Dabei bekam das Unternehmen aber bereits insbesondere zum Jahresende hin die Zurückhaltung der Kunden zu spüren. Die gesamte Branche litt unter einem Abbau teils zu hoher Lagerbestände sowie unter dem tristen Konjunkturumfeld. Das machte sich vor allem im Geschäft mit Silikonen bemerkbar - vielseitig einsetzbare Kunststoffe, die etwa in der Elektronikindustrie, der Baubranche, bei Textilherstellern, Medizintechnikunternehmen und Autobauern gefragt sind.
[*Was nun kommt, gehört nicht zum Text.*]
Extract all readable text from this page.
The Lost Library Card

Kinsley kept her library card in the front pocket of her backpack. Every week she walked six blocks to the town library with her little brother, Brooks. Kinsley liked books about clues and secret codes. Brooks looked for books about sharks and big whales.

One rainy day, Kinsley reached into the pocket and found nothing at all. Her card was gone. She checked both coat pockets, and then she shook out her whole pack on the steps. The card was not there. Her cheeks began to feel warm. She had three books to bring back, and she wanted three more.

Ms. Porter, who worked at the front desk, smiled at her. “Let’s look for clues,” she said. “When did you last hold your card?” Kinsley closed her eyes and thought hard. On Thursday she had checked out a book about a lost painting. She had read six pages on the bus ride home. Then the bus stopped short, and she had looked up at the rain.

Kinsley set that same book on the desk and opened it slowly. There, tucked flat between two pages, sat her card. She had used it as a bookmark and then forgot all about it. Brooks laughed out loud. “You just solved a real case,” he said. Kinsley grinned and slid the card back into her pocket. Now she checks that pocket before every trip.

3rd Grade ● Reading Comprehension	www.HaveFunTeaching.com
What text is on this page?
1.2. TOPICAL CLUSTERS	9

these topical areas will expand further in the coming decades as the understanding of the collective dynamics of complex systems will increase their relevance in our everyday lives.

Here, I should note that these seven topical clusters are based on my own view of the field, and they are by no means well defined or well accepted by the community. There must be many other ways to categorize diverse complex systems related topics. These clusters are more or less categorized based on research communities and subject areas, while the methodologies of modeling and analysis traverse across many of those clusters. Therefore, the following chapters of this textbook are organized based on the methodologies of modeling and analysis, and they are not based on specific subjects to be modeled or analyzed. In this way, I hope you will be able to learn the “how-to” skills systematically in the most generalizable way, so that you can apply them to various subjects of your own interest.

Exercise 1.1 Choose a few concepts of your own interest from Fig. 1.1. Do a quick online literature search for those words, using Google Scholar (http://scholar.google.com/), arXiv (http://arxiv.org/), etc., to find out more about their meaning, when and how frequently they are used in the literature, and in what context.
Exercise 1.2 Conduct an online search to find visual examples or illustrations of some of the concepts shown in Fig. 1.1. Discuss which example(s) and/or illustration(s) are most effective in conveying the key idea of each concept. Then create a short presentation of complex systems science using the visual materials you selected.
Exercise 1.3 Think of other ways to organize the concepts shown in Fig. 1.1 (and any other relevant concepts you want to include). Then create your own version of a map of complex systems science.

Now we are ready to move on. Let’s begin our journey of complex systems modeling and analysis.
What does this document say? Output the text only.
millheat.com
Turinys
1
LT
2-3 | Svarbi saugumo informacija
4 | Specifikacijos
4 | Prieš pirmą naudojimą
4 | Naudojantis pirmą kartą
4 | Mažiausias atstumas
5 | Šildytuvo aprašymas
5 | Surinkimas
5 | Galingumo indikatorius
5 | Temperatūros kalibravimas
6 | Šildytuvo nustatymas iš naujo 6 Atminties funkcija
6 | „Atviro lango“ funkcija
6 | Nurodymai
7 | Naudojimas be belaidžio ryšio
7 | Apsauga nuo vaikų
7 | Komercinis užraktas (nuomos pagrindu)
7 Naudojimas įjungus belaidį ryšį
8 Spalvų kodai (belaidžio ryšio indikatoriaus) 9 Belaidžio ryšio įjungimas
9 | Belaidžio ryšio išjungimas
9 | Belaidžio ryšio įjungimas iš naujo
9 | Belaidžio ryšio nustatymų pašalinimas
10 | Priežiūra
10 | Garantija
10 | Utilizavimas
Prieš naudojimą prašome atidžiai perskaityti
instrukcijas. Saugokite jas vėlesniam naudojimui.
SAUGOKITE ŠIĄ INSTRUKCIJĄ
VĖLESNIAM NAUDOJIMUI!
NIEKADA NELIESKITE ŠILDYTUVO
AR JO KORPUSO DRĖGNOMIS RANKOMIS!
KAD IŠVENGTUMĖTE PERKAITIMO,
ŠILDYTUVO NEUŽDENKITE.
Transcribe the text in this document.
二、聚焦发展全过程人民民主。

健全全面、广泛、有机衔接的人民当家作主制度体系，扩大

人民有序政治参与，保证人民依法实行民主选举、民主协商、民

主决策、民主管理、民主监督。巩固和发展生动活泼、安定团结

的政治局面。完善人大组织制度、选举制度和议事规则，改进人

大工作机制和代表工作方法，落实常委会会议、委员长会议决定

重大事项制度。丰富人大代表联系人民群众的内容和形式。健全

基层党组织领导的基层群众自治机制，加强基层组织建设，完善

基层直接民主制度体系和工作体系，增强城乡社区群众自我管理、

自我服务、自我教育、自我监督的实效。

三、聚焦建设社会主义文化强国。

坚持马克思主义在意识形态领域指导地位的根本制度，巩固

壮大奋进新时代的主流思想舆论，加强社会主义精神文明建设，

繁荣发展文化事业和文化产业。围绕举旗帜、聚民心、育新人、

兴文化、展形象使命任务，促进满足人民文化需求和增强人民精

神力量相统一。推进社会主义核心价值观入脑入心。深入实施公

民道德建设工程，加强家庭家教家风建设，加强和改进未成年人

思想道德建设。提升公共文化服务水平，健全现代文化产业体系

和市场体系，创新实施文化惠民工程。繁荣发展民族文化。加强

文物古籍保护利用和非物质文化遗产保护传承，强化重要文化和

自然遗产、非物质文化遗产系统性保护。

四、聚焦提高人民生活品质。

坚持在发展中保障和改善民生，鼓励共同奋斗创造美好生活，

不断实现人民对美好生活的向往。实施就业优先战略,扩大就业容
"Die Dynamik der Weltwirtschaft hat sich deutlich abgeschwächt", sagte Konzernchef Christian Hartel laut Mitteilung. "Das wirtschaftliche und politische Umfeld weltweit bleibt volatil. Die hohen Preise für Energie, insbesondere in Europa, belasten weiter unser Geschäft." Gerade die Bauindustrie schwächelt derzeit weiter. Hohe Zinsen verteuern die Finanzierung und die hohe Inflation hat die Baukosten in die Höhe getrieben, viele Projekte liegen auf Eis. In der Textilindustrie erwartet Wacker Chemie allerdings nach einem Nachfragerückgang Ende des vergangenen Jahres für 2023 eine Trendwende.
Wachsen will das Unternehmen derweil im Geschäft mit Spezialprodukten, also abseits der Massenware. "Dies gilt besonders für Anwendungen im Energiesektor, in der Elektromobilität, in der Pharmaindustrie und in der Medizintechnik sowie bei der Herstellung von Etiketten", heißt es im Geschäftsbericht. Bei letzterem komme das Wachstum des Versandhandels zum Tragen. Und der Ausbau des 5G-Mobilfunks und Trends wie künstliche Intelligenz steigerten die Nachfrage der Elektroindustrie nach Gasen und hochreinen Silanen. Das sind Stoffe, die unter anderem Farben, Dichtstoffen und Wasserschutzmitteln beigemischt werden, aber auch in Isolierschichten für Halbleiter-Komponenten genutzt werden.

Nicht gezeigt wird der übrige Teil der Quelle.